Die "New York Times" hatte in ihrer Online-Ausgabe berichtet, dass der Westen dem Iran bereits zu Beginn der neuen Verhandlungen eine Reihe von harten Forderungen stellen wolle. Das Blatt berief sich auf europäische und amerikanische Diplomaten. Demnach soll die Führung in Teheran sofort die unterirdische und lange geheim gehaltene Atomanlage in Fordo schließen und die Anreicherung von Uran auf 20 Prozent stoppen. Die dargestellte Position entspricht der Haltung Israels. Entsprechende Forderungen stellte am Sonntag auch Israels Verteidigungsminister Ehud Barak. Erst Ende März hatte US-Präsident Barack Obama im Atomstreit mit dem Iran die Sanktionen gegen Teheran weiter verschärft. Ziel ist es, die Importe von iranischem Öl weltweit so stark wie möglich zu kappen.

Die dritte Runde der Atomgespräche zwischen dem Iran und den fünf UN-Vetomächten USA, Russland, China, Frankreich und Großbritannien sowie Deutschland ist für Freitag und Samstag geplant. Der Iran stimmte nach Angaben des staatlichen Fernsehsenders PressTV zu, dass in Istanbul verhandelt wird. Zuvor war spekuliert worden, dass der Iran wegen der abweichenden Positionen im Syrien-Konflikt nicht in der Türkei verhandeln wolle.

Grass ist "unerwünschte Person"

Die Empörung in Israel über das Gedicht von Günter Grass hat jetzt handfeste Folgen: Der Innenminister verbot Grass, in den jüdischen Staat zu reisen. Das Einreiseverbot ist in Deutschland auf Kritik gestoßen. "Die Reaktion der israelischen Regierung ist unangemessen und wird dem Thema nicht gerecht", sagte der außenpolitische Sprecher der SPD-Bundestagsfraktion, Rolf Mützenich, dem "Handelsblatt" Online. Nötig sei eine sachliche Auseinandersetzung mit den Thesen von Grass. Wegen seines israelkritischen Gedichts hatte Innenminister Eli Jischai von der strengreligiösen Schas-Partei Grass am Sonntag zur Persona non grata erklärt. In Deutschland wurde Grass wegen des Gedichts unter anderem von Außenminister Guido Westerwelle (FDP) scharf kritisiert.

Grass hatte in seinem am Mittwoch veröffentlichten Gedicht "Was gesagt werden muss" angeprangert, dass der Iran von einem atomaren Präventivschlag durch Israel bedroht sei, der das iranische Volk auslöschen könne. Er warf Israel vor, als Atommacht den Weltfrieden zu gefährden. Das Gedicht hatte ihm im In- und Ausland den Vorwurf des Antisemitismus eingebracht. Grass hatte sich verteidigt und seinen Kritikern Hass und eine Kampagne gegen ihn vorgeworfen.

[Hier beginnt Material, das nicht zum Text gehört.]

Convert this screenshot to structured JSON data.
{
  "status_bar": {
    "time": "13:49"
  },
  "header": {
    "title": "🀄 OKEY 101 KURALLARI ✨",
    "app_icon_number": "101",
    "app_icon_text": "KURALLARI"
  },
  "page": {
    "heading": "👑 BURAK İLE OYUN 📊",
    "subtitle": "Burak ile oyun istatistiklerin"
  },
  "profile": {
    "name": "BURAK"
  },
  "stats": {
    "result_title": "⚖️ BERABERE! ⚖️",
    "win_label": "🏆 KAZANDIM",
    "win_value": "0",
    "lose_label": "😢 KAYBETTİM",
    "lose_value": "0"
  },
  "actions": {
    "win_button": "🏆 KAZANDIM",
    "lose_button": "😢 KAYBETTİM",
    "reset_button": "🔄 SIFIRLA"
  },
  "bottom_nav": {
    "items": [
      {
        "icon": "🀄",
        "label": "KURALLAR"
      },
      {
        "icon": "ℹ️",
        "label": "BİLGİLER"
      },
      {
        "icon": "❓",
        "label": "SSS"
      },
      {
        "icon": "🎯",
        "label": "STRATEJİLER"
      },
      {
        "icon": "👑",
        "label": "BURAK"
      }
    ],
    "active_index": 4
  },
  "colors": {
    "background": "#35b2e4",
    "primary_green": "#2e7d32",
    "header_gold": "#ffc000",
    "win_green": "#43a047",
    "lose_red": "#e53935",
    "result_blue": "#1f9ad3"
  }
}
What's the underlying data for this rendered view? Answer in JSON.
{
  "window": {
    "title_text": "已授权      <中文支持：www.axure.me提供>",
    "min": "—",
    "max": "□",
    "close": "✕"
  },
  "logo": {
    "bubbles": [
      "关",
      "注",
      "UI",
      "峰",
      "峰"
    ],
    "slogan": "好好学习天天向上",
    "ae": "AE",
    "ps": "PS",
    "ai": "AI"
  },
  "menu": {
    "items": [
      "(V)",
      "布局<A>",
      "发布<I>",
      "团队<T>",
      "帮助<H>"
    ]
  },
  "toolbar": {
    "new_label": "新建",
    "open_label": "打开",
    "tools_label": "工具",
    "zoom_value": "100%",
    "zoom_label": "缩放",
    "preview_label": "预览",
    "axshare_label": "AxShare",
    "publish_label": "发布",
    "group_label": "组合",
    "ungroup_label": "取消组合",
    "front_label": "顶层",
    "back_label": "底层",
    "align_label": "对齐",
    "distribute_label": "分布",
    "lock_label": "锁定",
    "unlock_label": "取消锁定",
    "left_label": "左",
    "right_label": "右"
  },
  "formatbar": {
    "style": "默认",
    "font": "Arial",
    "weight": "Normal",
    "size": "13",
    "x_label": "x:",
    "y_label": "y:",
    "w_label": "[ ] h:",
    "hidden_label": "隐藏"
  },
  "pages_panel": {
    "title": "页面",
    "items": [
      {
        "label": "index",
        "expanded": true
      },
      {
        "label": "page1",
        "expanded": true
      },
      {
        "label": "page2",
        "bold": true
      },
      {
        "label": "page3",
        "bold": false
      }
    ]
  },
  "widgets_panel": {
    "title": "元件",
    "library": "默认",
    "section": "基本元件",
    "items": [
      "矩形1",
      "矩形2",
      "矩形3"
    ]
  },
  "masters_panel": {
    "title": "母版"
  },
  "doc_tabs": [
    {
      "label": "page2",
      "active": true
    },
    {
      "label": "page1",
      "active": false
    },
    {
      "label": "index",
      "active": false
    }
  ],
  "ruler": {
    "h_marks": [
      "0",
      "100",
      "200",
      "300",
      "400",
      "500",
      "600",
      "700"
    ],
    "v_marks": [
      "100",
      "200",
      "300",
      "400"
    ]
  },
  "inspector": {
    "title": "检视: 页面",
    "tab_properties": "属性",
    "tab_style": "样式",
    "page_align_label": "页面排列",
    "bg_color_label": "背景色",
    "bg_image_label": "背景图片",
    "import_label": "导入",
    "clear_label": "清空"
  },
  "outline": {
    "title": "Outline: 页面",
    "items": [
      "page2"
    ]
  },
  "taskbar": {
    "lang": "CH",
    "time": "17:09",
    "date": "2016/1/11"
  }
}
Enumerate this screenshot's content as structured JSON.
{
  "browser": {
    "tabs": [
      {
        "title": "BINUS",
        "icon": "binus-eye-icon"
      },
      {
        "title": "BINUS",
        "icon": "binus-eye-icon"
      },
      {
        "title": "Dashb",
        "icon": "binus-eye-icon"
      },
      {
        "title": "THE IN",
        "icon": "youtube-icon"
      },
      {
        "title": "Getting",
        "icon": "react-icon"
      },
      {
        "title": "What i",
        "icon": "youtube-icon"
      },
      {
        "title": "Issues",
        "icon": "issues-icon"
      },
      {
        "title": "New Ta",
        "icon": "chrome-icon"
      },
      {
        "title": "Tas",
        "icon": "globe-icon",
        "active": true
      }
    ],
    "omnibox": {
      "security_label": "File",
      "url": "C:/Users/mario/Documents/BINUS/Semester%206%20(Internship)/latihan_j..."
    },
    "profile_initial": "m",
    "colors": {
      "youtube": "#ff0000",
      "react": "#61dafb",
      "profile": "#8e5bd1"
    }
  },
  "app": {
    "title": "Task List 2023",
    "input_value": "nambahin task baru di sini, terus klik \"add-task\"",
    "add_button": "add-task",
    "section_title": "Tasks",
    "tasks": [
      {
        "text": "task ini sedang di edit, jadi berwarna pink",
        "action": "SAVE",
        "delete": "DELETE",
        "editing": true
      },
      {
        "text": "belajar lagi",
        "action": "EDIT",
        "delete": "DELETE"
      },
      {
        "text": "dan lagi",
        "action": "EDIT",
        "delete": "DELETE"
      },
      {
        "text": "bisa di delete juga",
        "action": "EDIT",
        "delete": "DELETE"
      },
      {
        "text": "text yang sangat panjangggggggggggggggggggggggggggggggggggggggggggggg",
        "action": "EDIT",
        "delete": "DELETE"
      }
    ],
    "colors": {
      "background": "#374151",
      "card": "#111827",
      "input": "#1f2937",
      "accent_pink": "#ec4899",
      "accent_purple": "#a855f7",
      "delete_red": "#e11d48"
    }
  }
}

Der israelische Historiker Tom Segev nannte das Einreiseverbot gegen Grass im Interview mit "Spiegel Online" einen "absolut zynischen und albernen Schritt des Innenministeriums". Die Motivation des Ministers zu diesem Schritt sei der Versuch, "seine politische Zukunft zu sichern". Der Parlamentarische Geschäftsführer der Grünen im Bundestag, Volker Beck, hält das israelische Einreiseverbot für Grass für überzogen und falsch. Dem "Handelsblatt Online" sagte der Politiker: "Das ist unsouverän und demokratisch nicht klug. Ich hoffe, dass man das noch einmal überdenkt". Gleichzeitig äußerte Beck Verständnis für die Verärgerung in Israel.